Por Ágatha Araújo. Foto de capa/Reprodução: Agência Brasil.
Origem da data
Criado em 31 de março de 2009, o Dia da Visibilidade Transgênero tinha como objetivos celebrar a vida das pessoas trans e suas contribuições para a cultura e aumentar a conscientização pública sobre a discriminação sofrida por elas ao redor do mundo. Idealizada pela ativista trans Rachel Crandall, essa data servia como uma reação à falta de reconhecimento que pessoas transgênero recebiam em vida, uma vez que o único dia voltado para elas era o Dia Internacional da Memória Transgênero, em que se relembra o assassinato da mulher trans Rita Hester, brutalmente esfaqueada em seu próprio apartamento. “Eu queria um dia em que pudéssemos celebrar os vivos, e queria um dia em que em todo o mundo pudéssemos estar todos juntos”, afirmou Rachell ao portal de notícias independente The 19th Newsletter.

Para Crandall, a data era tão necessária para outras pessoas como era para ela mesma, cuja transição como pessoa trans culminou na perda de seu casamento e de seu emprego como psicoterapeuta. Atualmente trabalha como palestrante, educadora e está escrevendo um livro sobre ser uma terapeuta trans.
No Brasil, essa data é comemorada no dia 29 de janeiro. Ela foi criada mediante pressão das pautas e demandas voltadas para a realidade da população trans no Brasil e o cumprimento de seus direitos. Cerca de 30 mulheres trans e travestis ocupavam o Congresso Nacional para apoiar a campanha “Travesti e Respeito”, criada pelo Ministério da Saúde no governo do PT.

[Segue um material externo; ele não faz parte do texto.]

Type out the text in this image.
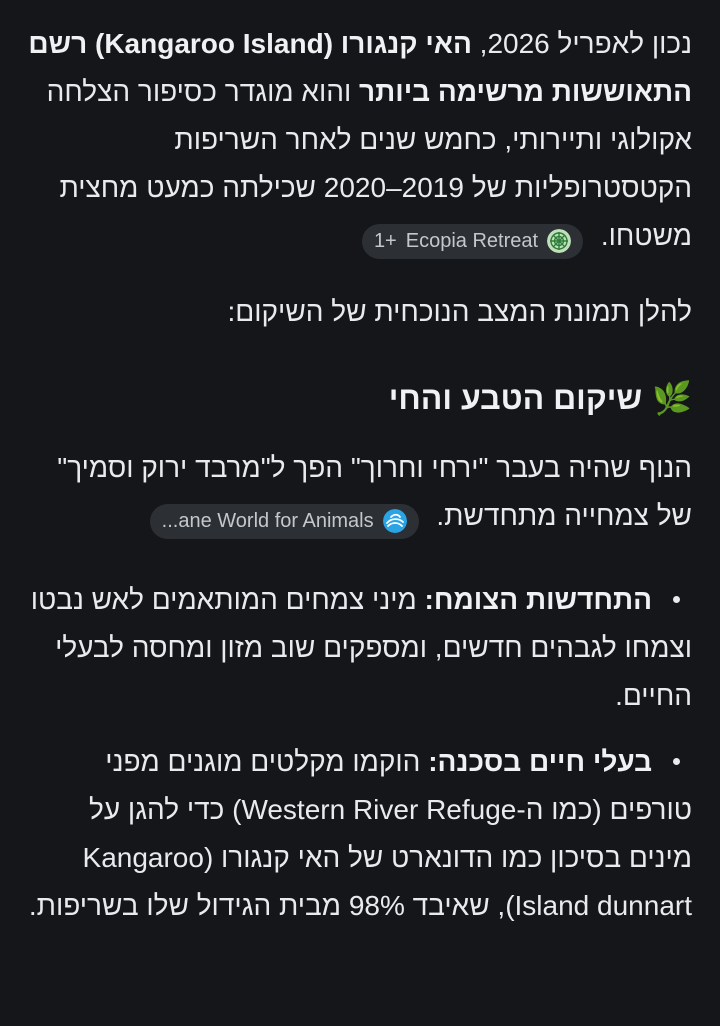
נכון לאפריל 2026, האי קנגורו (Kangaroo Island) רשם התאוששות מרשימה ביותר והוא מוגדר כסיפור הצלחה אקולוגי ותיירותי, כחמש שנים לאחר השריפות הקטסטרופליות של 2019–2020 שכילתה כמעט מחצית משטחו.
Ecopia Retreat
1+

להלן תמונת המצב הנוכחית של השיקום:

🌿שיקום הטבע והחי

הנוף שהיה בעבר "ירחי וחרוך" הפך ל"מרבד ירוק וסמיך" של צמחייה מתחדשת.
...ane World for Animals

התחדשות הצומח: מיני צמחים המותאמים לאש נבטו וצמחו לגבהים חדשים, ומספקים שוב מזון ומחסה לבעלי החיים.
בעלי חיים בסכנה: הוקמו מקלטים מוגנים מפני טורפים (כמו ה-Western River Refuge) כדי להגן על מינים בסיכון כמו הדונארט של האי קנגורו (Kangaroo Island dunnart), שאיבד 98% מבית הגידול שלו בשריפות.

Presença trans no audiovisual
A luta pelo reconhecimento não se reduz ao uso burocrático e documental da identidade, antes se expande para a esfera da representatividade, do imaginário coletivo, do literário e, principalmente do visual. Historicamente, pessoas trans foram retratadas de forma pejorativa ou inferior com relação a outros personagens, geralmente escaladas a papéis secundários ou ligados à prostituição. Essa representação contribuiu no estigma e inúmeros preconceitos acerca da diversidade sexual e de gênero.
Apesar da narrativa de violência ainda ser bastante presente nas telonas, os papéis de personagens trans são menos estereotipados e mais comprometidos em mostrar anseios e desejos e trazer profundidade para variadas facetas humanas que os compõem.
PALOMA (2022):
Longa/ficção
Direção: Marcelo Gomes
Disponível na Globoplay
Sinopse: Paloma é uma mulher trans obstinada a realizar o seu sonho de casar-se na igreja. Nessa jornada ela sofre diversas violências, tanto do seu entorno rural quanto do padre, que recusa seu pedido. Porém, ela permanece determinada a conquistar o que quer.

BIXA TRAVESTY (2018)
Documentário
Direção: Claudia Priscilla e Kiko Goifman
Disponível na Globoplay
Sinopse: Linn da Quebrada conta sua trajetória na busca por espaço na cena musical em São Paulo.

MANHÃS DE SETEMBRO (2022)
Série
Autores: Josefina Trotta e Marcelo Montenegro
Disponível na Prime Video
Sinopse: a vida de Cassandra fica de cabeça para baixo após a chegada de Gersinho, o que faz com que ela reencontre o pai Lourenço depois de dez anos.

TRANSGENTE (2019)
Série/documentário
Direção: Adriana L. Dutra, Malu de Martino
Disponível na Globoplay + canais
Sinopse: a produção mostra, em seis episódios, o cotidiano de seis pessoas transgênero brasileiras, visitando lugares, ouvindo suas histórias e entrevistando pessoas marcantes em suas vidas.